Advanced heart failure and transplantation US Medical PG Question 10: A 70-year-old male presents for an annual exam. His past medical history is notable for shortness of breath when he sleeps, and upon exertion. Recently he has experienced dyspnea and lower extremity edema that seems to be worsening. Both of these symptoms have resolved since he was started on several medications and instructed to weigh himself daily. Which of the following is most likely a component of his medical management?
- A. Lidocaine
- B. Verapamil
- C. Carvedilol (Correct Answer)
- D. Aspirin
- E. Ibutilide
Advanced heart failure and transplantation Explanation: ***Carvedilol***
- The patient exhibits classic symptoms of **heart failure**, such as **dyspnea on exertion**, **orthopnea** (shortness of breath when he sleeps), and **lower extremity edema**.
- **Beta-blockers** like carvedilol are essential for managing **chronic heart failure** by reducing myocardial oxygen demand and improving cardiac function.
*Lidocaine*
- **Lidocaine** is primarily an **antiarrhythmic drug** used for acute treatment of **ventricular arrhythmias**, not for chronic heart failure management.
- It works by blocking sodium channels and has no direct benefit in addressing the underlying pathophysiology of heart failure.
*Verapamil*
- **Verapamil** is a **non-dihydropyridine calcium channel blocker** typically used for hypertension, angina, and supraventricular tachyarrhythmias.

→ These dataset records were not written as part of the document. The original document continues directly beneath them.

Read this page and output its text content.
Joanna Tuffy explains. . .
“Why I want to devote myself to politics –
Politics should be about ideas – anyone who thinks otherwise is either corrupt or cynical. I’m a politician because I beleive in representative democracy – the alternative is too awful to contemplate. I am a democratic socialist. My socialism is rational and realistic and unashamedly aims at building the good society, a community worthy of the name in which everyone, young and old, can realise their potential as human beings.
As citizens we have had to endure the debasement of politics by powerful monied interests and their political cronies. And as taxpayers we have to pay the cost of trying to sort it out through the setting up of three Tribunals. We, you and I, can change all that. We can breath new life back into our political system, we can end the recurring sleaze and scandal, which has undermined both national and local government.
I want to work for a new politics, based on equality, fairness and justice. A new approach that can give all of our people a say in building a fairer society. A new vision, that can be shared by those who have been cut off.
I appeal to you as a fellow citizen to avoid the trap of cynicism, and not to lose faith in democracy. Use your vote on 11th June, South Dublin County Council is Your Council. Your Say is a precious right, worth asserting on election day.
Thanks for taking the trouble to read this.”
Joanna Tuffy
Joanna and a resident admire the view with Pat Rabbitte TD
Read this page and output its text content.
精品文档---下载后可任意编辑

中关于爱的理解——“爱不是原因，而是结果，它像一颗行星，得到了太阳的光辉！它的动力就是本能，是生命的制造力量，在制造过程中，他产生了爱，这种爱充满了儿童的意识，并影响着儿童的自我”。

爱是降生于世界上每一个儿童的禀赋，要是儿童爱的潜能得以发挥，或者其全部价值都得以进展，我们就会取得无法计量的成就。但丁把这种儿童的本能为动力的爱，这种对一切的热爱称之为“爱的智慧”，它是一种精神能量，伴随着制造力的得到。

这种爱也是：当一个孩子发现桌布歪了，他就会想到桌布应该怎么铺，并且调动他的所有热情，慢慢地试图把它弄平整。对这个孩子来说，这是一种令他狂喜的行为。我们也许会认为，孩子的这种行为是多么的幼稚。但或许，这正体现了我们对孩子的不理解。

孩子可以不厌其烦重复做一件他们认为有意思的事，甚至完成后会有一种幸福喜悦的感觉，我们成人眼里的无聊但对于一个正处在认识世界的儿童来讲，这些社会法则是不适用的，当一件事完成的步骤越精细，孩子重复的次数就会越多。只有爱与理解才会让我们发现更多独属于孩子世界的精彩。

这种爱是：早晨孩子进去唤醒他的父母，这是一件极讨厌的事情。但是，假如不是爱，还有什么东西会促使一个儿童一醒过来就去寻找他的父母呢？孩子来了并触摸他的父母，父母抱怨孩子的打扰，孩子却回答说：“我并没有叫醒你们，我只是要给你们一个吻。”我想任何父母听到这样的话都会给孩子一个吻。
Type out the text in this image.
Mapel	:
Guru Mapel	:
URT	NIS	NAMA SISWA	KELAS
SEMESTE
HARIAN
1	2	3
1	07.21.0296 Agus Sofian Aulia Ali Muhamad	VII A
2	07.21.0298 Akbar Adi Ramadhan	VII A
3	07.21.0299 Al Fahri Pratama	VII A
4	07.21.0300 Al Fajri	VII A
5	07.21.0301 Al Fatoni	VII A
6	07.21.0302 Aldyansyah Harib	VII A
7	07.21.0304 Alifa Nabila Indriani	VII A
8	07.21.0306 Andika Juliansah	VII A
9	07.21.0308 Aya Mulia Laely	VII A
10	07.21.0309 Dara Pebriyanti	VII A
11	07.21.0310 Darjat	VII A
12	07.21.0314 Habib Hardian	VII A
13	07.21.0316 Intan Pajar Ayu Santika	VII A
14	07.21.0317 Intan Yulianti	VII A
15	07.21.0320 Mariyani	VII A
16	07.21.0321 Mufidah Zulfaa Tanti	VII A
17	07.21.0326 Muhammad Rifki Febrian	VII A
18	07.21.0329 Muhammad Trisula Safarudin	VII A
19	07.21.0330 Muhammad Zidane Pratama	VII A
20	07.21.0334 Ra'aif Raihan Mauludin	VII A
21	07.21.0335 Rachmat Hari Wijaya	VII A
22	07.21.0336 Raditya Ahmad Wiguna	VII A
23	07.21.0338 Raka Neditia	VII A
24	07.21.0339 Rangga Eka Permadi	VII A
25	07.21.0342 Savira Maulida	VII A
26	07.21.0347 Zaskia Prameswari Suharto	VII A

- It can have **negative inotropic effects**, which are generally contraindicated or used with extreme caution in patients with **systolic heart failure** due to its potential to worsen cardiac function.
*Aspirin*
- **Aspirin** is an **antiplatelet agent** used for primary or secondary prevention of **atherosclerotic cardiovascular disease** (e.g., in patients with coronary artery disease).
- It does not directly manage the symptoms or pathophysiology of **heart failure** unless there is a coexisting ischemic etiology.
*Ibutilide*
- **Ibutilide** is an **antiarrhythmic drug** specifically used for the rapid conversion of **atrial flutter and atrial fibrillation** of recent onset to sinus rhythm.
- It is not a medication used for the long-term management of **heart failure** symptoms described in the patient.